Um projeto que reúne os saberes acadêmicos e populares para proteger manguezais baianos do petróleo cru que têm chegado ao litoral do estado desde o início de outubro está recebendo apoio financeiro da Tronox Pigmentos do Brasil. Para viabilizar a pesquisa, a empresa doou cinco redes que estão sendo utilizadas no desenvolvimento da nova técnica, totalizando um investimento de R$ 40 mil na compra do material. 

“Diante do desastre ambiental de derramamento de óleo que atingiu o litoral do Nordeste, os esforços de todos os setores da sociedade devem ser somados com o objetivo de minimizar os impactos. Certamente, os resultados trarão suporte técnico e científico para eventos futuros”, defende a líder de Meio Ambiente da Tronox na Bahia, Geiza Oliveira. 

Professores da Universidade Federal da Bahia (Ufba) e da Universidade Estadual de Feira de Santana (Uefs), em parceria com comunidades de pescadores e marisqueiras, estão estudando meios de “pescar” o petróleo. A iniciativa conta com apoio do Inema e da Bahia Pesca. 

A técnica em desenvolvimento consiste na instalação de redes na entrada dos estuários para que o óleo fique retido em suas malhas e não alcance os manguezais. As redes doadas pela Tronox têm 100 metros e são instaladas diagonalmente ao curso do rio, colocadas em escada, de forma que não impeçam a passagem de peixes e outros animais. “A ideia é capturar o óleo que entra durante a maré de enchente”, explica o coordenador do Laboratório de Biologia Pesqueira da Uefs, George Olavo Mattos e Silva. 

Professor da Faculdade de Biologia da Ufba, o oceanógrafo Francisco Barros explica que os estuários são caracterizados pelo encontro da água doce do rio com a água salgada do mar. Os manguezais estão associados a esse ambiente e têm funções importantes, como servir de berçário para várias espécies de peixe, caranguejos e mariscos. 

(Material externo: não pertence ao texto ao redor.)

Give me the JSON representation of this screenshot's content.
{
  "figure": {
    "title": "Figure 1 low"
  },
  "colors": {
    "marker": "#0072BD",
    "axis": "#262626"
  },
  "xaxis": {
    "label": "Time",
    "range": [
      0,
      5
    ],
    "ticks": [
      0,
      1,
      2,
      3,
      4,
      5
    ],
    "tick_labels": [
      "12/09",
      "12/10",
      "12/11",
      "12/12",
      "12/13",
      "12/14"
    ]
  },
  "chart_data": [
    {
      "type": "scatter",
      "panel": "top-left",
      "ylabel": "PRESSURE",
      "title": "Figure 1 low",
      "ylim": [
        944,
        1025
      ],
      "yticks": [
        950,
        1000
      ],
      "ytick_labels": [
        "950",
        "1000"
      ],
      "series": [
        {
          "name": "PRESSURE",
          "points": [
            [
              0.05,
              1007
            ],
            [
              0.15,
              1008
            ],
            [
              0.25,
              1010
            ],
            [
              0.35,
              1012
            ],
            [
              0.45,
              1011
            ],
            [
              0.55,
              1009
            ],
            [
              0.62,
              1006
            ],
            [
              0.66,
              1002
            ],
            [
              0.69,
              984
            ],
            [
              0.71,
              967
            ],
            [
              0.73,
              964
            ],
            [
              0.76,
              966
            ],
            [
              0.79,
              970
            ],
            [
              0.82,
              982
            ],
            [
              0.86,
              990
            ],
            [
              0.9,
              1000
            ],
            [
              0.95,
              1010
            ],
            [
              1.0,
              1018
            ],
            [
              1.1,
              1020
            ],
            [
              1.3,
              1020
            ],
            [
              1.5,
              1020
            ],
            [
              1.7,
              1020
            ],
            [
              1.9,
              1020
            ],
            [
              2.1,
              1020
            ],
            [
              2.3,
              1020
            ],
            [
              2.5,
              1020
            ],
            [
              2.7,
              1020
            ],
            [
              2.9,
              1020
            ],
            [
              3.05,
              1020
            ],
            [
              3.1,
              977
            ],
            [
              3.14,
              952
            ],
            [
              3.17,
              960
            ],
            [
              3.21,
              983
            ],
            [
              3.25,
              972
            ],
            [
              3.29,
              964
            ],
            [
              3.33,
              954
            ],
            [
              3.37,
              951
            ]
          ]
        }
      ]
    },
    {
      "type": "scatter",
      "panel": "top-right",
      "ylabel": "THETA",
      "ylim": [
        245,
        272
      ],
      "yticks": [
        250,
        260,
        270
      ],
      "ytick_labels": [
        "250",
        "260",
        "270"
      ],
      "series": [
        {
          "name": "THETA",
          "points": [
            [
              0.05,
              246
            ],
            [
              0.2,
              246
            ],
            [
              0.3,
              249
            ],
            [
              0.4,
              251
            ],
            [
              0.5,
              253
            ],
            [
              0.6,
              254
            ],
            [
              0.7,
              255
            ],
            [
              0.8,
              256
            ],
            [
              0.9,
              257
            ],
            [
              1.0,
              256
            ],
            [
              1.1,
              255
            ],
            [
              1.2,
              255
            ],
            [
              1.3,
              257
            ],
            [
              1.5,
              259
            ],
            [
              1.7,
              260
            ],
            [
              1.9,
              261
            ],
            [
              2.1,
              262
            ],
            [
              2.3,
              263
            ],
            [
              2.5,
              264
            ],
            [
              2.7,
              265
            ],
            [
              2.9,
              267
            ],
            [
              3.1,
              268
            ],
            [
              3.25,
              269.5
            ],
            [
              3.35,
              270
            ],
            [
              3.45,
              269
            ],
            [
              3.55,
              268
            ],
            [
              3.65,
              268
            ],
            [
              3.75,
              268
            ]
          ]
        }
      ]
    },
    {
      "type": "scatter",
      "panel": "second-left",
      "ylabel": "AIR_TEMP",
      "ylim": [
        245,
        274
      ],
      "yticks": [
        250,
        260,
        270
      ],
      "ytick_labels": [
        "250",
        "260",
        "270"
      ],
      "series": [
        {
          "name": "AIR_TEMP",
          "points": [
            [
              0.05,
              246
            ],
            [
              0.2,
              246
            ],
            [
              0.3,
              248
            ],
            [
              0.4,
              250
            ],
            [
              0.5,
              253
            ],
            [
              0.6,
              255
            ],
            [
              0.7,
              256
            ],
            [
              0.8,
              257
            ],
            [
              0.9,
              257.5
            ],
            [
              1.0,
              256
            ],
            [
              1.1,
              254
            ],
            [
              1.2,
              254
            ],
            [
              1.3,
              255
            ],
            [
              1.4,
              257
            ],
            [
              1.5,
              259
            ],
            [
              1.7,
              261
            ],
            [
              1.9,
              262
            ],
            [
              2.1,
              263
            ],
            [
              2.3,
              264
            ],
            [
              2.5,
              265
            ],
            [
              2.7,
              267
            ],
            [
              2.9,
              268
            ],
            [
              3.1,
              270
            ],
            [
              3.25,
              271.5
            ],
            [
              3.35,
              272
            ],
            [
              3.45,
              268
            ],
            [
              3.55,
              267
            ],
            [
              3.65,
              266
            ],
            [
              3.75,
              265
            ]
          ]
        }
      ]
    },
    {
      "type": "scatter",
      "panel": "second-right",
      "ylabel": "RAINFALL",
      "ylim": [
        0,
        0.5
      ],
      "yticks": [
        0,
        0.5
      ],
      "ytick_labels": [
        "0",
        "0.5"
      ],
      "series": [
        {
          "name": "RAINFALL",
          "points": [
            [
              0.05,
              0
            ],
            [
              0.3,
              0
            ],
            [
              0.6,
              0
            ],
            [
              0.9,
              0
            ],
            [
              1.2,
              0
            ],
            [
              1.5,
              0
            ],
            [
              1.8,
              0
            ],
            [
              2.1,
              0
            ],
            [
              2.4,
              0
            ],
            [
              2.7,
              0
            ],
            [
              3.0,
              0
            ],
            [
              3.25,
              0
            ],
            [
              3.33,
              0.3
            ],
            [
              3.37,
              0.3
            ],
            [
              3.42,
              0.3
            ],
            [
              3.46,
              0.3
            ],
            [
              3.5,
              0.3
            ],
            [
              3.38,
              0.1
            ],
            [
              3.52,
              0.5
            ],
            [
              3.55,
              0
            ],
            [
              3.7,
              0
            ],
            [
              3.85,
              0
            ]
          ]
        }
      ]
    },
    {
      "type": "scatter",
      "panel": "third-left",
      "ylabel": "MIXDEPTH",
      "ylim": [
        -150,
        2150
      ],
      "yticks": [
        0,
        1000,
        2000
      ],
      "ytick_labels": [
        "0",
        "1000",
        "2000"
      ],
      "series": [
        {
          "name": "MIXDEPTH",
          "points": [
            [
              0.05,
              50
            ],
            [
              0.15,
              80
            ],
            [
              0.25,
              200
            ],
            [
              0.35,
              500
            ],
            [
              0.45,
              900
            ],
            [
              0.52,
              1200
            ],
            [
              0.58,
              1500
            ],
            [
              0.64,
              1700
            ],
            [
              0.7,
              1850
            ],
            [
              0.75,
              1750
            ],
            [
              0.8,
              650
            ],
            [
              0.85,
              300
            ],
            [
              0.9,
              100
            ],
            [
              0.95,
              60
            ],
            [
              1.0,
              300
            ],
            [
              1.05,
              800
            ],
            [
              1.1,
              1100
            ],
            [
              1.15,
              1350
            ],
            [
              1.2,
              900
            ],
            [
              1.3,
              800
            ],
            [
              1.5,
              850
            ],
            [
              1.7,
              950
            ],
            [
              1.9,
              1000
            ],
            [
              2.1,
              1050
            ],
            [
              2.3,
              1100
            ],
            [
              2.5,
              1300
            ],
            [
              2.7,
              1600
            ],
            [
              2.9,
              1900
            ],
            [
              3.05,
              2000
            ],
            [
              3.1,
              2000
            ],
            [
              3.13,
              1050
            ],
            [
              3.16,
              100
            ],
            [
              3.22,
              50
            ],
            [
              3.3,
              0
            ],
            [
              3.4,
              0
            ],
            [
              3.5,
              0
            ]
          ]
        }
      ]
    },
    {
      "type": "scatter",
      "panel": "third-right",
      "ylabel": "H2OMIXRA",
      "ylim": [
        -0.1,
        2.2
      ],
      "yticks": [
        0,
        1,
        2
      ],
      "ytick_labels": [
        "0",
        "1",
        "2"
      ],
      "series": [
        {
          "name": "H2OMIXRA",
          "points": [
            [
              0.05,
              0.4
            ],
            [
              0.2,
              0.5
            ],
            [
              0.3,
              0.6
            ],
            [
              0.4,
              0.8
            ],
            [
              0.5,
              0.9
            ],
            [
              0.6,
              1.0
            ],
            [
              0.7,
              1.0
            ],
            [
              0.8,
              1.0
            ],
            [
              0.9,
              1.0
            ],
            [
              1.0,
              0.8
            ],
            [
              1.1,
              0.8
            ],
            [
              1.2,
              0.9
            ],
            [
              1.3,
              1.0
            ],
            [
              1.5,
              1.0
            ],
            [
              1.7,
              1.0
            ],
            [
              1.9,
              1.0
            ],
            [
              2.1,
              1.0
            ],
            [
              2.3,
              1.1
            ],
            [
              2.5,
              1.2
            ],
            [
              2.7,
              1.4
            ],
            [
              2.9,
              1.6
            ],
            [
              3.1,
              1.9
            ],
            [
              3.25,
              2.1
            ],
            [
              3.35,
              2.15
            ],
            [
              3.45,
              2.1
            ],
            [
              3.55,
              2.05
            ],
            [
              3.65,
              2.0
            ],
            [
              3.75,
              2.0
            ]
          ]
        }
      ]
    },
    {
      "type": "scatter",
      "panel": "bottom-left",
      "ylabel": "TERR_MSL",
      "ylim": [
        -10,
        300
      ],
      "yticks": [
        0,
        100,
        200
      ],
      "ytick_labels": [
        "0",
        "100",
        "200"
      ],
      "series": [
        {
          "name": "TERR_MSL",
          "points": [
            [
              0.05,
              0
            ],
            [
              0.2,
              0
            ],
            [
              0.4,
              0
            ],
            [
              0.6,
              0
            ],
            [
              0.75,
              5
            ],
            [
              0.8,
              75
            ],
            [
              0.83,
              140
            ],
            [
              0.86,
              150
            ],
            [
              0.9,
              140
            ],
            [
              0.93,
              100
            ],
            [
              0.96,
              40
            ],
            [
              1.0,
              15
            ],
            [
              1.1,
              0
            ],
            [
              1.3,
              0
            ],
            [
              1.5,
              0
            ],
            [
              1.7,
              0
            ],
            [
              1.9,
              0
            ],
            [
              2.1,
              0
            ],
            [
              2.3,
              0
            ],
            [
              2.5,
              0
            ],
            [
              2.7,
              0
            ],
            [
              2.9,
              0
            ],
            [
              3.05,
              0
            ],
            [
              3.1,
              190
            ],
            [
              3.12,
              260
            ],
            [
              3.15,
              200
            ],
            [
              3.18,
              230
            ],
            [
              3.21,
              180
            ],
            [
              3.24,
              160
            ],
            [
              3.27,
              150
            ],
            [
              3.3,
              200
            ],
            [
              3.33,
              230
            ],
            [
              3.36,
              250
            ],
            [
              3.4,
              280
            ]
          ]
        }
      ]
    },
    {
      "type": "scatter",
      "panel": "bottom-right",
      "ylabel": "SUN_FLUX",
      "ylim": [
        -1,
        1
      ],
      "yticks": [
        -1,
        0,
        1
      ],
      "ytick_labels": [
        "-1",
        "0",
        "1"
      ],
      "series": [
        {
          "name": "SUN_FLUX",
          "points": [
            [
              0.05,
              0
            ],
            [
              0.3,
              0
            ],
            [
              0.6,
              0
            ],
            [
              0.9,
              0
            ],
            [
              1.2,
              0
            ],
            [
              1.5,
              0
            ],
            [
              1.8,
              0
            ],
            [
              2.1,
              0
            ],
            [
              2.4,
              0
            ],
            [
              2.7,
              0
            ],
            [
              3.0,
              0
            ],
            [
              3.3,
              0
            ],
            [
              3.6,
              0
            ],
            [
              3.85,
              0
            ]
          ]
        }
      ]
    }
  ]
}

“Os manguezais têm ganhado uma grande importância para a mitigação das mudanças climáticas, visto que são um dos ambientes que mais acumulam carbono no solo”, ressalta Barros. O professor reforça a necessidade de se empenhar todos os esforços para evitar que os manguezais sejam impactados pelo óleo cru que tem chegado às praias e já alcançou algumas áreas de mangue. Segundo informações do Ibama, 651 localidades de 10 estados, sendo 246 na Bahia, foram atingidas pelo óleo.